The epistle to the Hebrews issues a further1 warning against falling away from Christ in chapter 10 verses 26-31. Here, believers are warned not to “sin wilfully” after having received the knowledge of the truth, i.e. the Gospel (v.26). This is the sin of intentionally having “trodden under foot the Son of God”, and if counting his sanctifying “blood of the covenant” (i.e. the New Covenant) as an “unholy thing”, and of “do[ing] despite to the Spirit of grace” (v.29).
Such wickedness, we are warned, deserves a “much surer punishment” than the capital punishment required by the Mosaic law (v.28)—indeed an eternal punishment that would be measured out by the living God himself—his “judgment and fiery indignation” against this particular sin (verses 27, 30-31).

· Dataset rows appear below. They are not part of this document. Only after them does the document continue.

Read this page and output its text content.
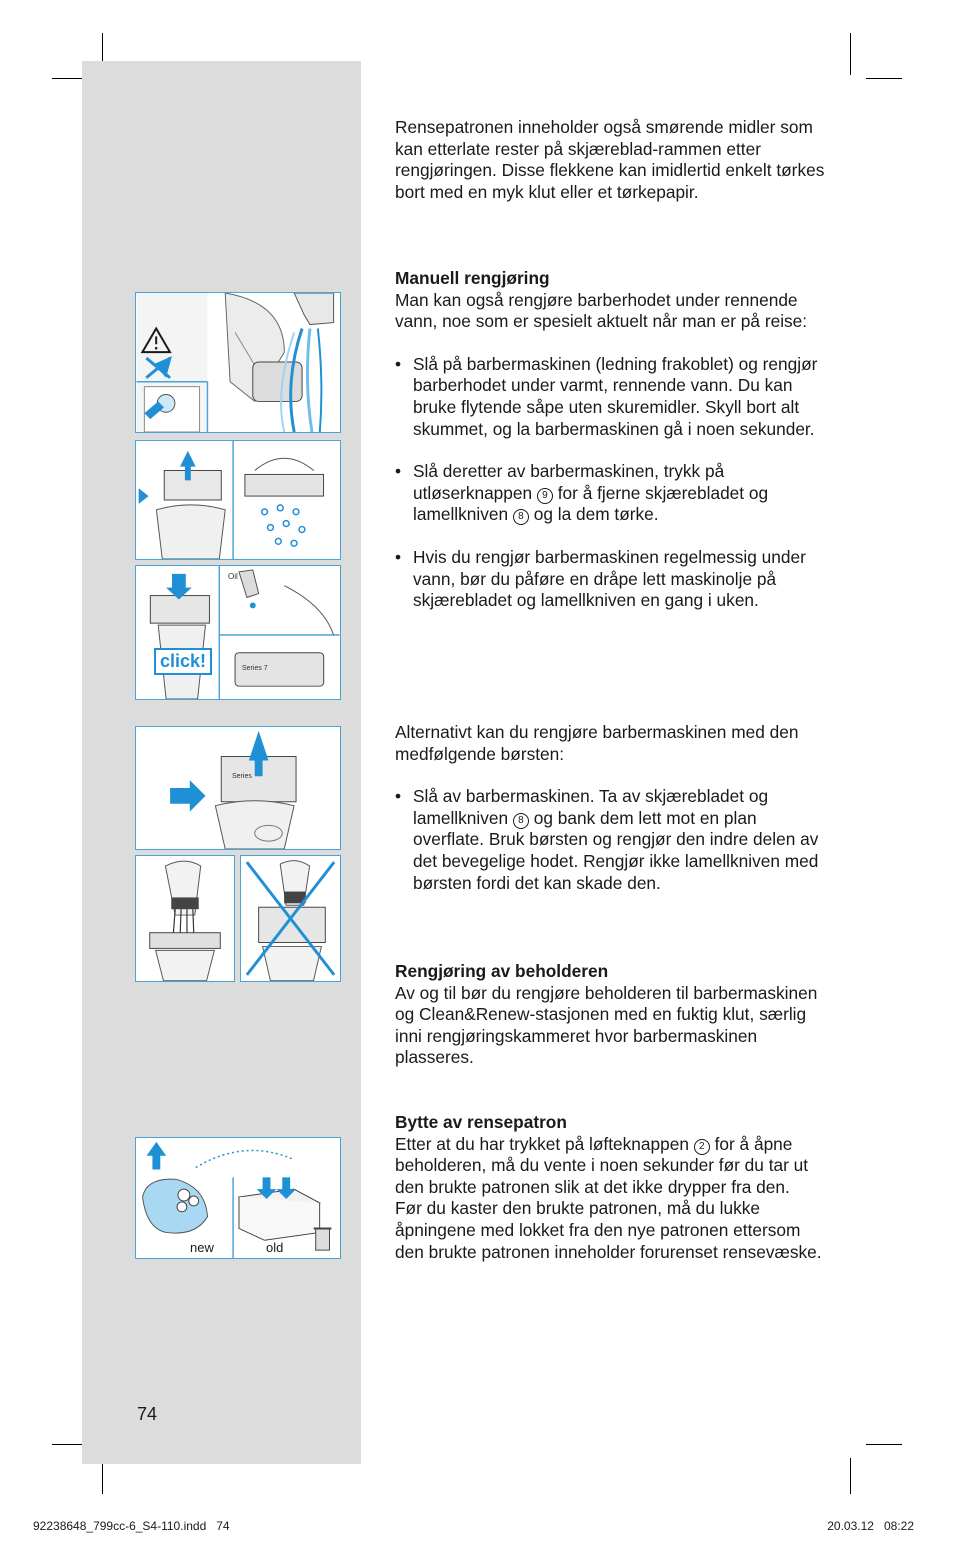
click!
Oil
Series 7
Series
new	old

Rensepatronen inneholder også smørende midler som kan etterlate rester på skjæreblad-rammen etter rengjøringen. Disse flekkene kan imidlertid enkelt tørkes bort med en myk klut eller et tørkepapir.

Manuell rengjøring

Man kan også rengjøre barberhodet under rennende vann, noe som er spesielt aktuelt når man er på reise:

• Slå på barbermaskinen (ledning frakoblet) og rengjør barberhodet under varmt, rennende vann. Du kan bruke flytende såpe uten skuremidler. Skyll bort alt skummet, og la barbermaskinen gå i noen sekunder.
• Slå deretter av barbermaskinen, trykk på utløserknappen 9 for å fjerne skjærebladet og lamellkniven 8 og la dem tørke.
• Hvis du rengjør barbermaskinen regelmessig under vann, bør du påføre en dråpe lett maskinolje på skjærebladet og lamellkniven en gang i uken.

Alternativt kan du rengjøre barbermaskinen med den medfølgende børsten:

• Slå av barbermaskinen. Ta av skjærebladet og lamellkniven 8 og bank dem lett mot en plan overflate. Bruk børsten og rengjør den indre delen av det bevegelige hodet. Rengjør ikke lamellkniven med børsten fordi det kan skade den.

Rengjøring av beholderen

Av og til bør du rengjøre beholderen til barbermaskinen og Clean&Renew-stasjonen med en fuktig klut, særlig inni rengjøringskammeret hvor barbermaskinen plasseres.

Bytte av rensepatron

Etter at du har trykket på løfteknappen 2 for å åpne beholderen, må du vente i noen sekunder før du tar ut den brukte patronen slik at det ikke drypper fra den.

Før du kaster den brukte patronen, må du lukke åpningene med lokket fra den nye patronen ettersom den brukte patronen inneholder forurenset rensevæske.

74
92238648_799cc-6_S4-110.indd   74	20.03.12   08:22
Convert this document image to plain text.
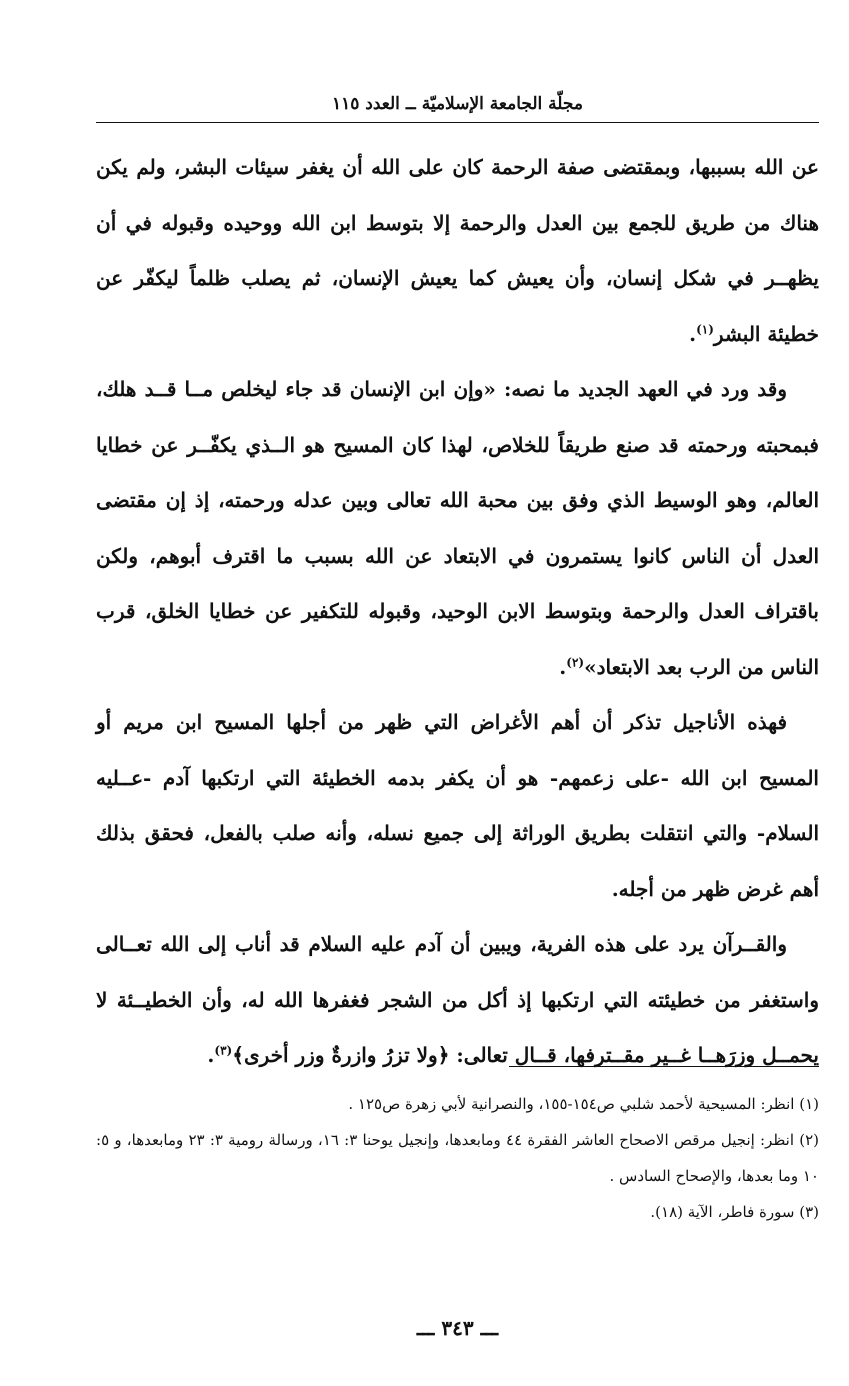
مجلّة الجامعة الإسلاميّة ــ العدد ١١٥

عن الله بسببها، وبمقتضى صفة الرحمة كان على الله أن يغفر سيئات البشر، ولم يكن هناك من طريق للجمع بين العدل والرحمة إلا بتوسط ابن الله ووحيده وقبوله في أن يظهــر في شكل إنسان، وأن يعيش كما يعيش الإنسان، ثم يصلب ظلماً ليكفّر عن خطيئة البشر$^{(١)}$.

وقد ورد في العهد الجديد ما نصه: «وإن ابن الإنسان قد جاء ليخلص مــا قــد هلك، فبمحبته ورحمته قد صنع طريقاً للخلاص، لهذا كان المسيح هو الــذي يكفّــر عن خطايا العالم، وهو الوسيط الذي وفق بين محبة الله تعالى وبين عدله ورحمته، إذ إن مقتضى العدل أن الناس كانوا يستمرون في الابتعاد عن الله بسبب ما اقترف أبوهم، ولكن باقتراف العدل والرحمة وبتوسط الابن الوحيد، وقبوله للتكفير عن خطايا الخلق، قرب الناس من الرب بعد الابتعاد»$^{(٢)}$.

فهذه الأناجيل تذكر أن أهم الأغراض التي ظهر من أجلها المسيح ابن مريم أو المسيح ابن الله -على زعمهم- هو أن يكفر بدمه الخطيئة التي ارتكبها آدم -عــليه السلام- والتي انتقلت بطريق الوراثة إلى جميع نسله، وأنه صلب بالفعل، فحقق بذلك أهم غرض ظهر من أجله.

والقــرآن يرد على هذه الفرية، ويبين أن آدم عليه السلام قد أناب إلى الله تعــالى واستغفر من خطيئته التي ارتكبها إذ أكل من الشجر فغفرها الله له، وأن الخطيــئة لا يحمــل وزرَهــا غــير مقــترفها، قــال تعالى: ﴿ولا تزرُ وازرةٌ وزر أخرى﴾$^{(٣)}$.

(١) انظر: المسيحية لأحمد شلبي ص١٥٤-١٥٥، والنصرانية لأبي زهرة ص١٢٥ .

(٢) انظر: إنجيل مرقص الاصحاح العاشر الفقرة ٤٤ ومابعدها، وإنجيل يوحنا ٣: ١٦، ورسالة رومية ٣: ٢٣ ومابعدها، و ٥: ١٠ وما بعدها، والإصحاح السادس .

(٣) سورة فاطر، الآية (١٨).

ـــ ٣٤٣ ـــ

The purpose of this epistle is to explain and contrast the superiority of Christ over Moses, Christ’s priesthood over the Levitical priesthood, his sacrifice over that of bulls and goats and other animals, his true salvation over these typological “figures” that could not save (Hebrews 9 and 10).
For the author’s original intended Hebrew Christian readership to turn away from the Messiah—after all they had learned about him and received from him, their Saviour—would be a great wickedness, as verse 29 forcefully expresses it. It would mean turning away from the only sacrifice that can take away sins (implied in Hebrews 10:26), to go back to the types and shadows, and to count those as the real thing instead of the Messiah, and what he has accomplished in the “sacrifice of himself” (Hebrews 9:26).
What the apostle Paul said about the dietary laws and festivals of Moses can also be said about these animal sacrifices: they were a “shadow of things to come; but the body [which cast the shadow] is of Christ” (Colossians 2:17).
The Hebrews 10 warning clearly goes further than the Hebrews 6 warning. For whereas in Hebrews 6 the author warns about “those” falling away of whom he was not persuaded that they possessed “things that accompany salvation”, here in Hebrews 10 he warns “we” (v.26)—we Christians, a category in which he includes himself. This “we” are those about whom he had written: “we are sanctified through the offering of the body of Jesus Christ once for all…Having therefore, [we] brethren, boldness to enter into the holiest by the blood of Jesus…” (verses 10, 19).
The author holds his fellow-Hebrew Christians close to his own heart, calling them his “brethren”. The warning against that sin of “willingly” turning away from the Son of God to Moses again (verses 26-29) comes after a string of exhortations to remain faithful, and to contribute toward keeping other Christians faithful: “Let us draw near with a true heart in full assurance of faith…Let us hold fast the profession of our faith without wavering…And let us consider one another to provoke unto love and to good works: [And let us be] Not forsaking the assembling of ourselves together, as the manner of some is; but [let us be] exhorting one another” (verses 22-25).
Let us true Christians, together, be doing all these things—these Christian things—for if we sin that sin of wilfully turning our backs on the Lord Jesus Christ, then “there remains no more sacrifice for sins, But a certain fearful looking for of judgment and fiery indignation…” (v.27).
The author had repeatedly stated previously that animal sacrifices do not cleanse, do not sanctify, do not save the soul (see Hebrews 9:13; and then read through chapter 10 until this passage we are now discussing). And now he argues: why turn back from the one and only Saviour to animal sacrifices? Why place your hope in animal blood, after coming to faith in Christ’s blood which has actually saved you? Don’t you see how offended God would be by that apostasy (v.29)?
So, is it implied in Hebrews 10:26-31 that born-again Christians can lose their salvation? Are eternal-security deniers correct when they point to such warnings as proof that Christians can actually apostatize from Christ? No. For the true Christians are those people who, upon reading these warnings and grasping their meaning, are stirred up to greater desire to keep close to Christ—and to repent of all their lack of closeness with him.
We know well that “The Lord shall judge his people,” and that “It is a fearful thing to fall into the hands of the living God” (v.30-31).
True Christians reason these things through and, believing in this one and only actual salvation by Christ’s sacrifice, and believing that God’s judgment and fiery indignation is the final destination of every other way, therefore take such warnings as this very seriously.
The epistle’s author was persuaded that those Hebrew Christians to whom he was writing really possessed “things that accompany salvation” (Hebrews 6:9), even though he gives them such stark warnings. And now, following on from his Hebrews 10 warning, he calls them to remember how much they have already suffered in “reproaches and afflictions” for Christ, and how much they had financially and physically supported him during his imprisonment for being a preacher of the Gospel (Hebrews 10:33-34). As they look back upon their own persecutions, he reminds them that they (being Christians) certainly know that they have an “enduring substance” awaiting them in Heaven, and that this is their “confidence” (verses 34-35).
Finally, he is himself confident enough of their salvation to embrace them all in this statement: “But we2 are not of them who draw back unto perdition; but of them that believe to the saving of the soul” (v.39). This affirmation confirms that the Hebrews 10 warning does not deny that God preserves his saints.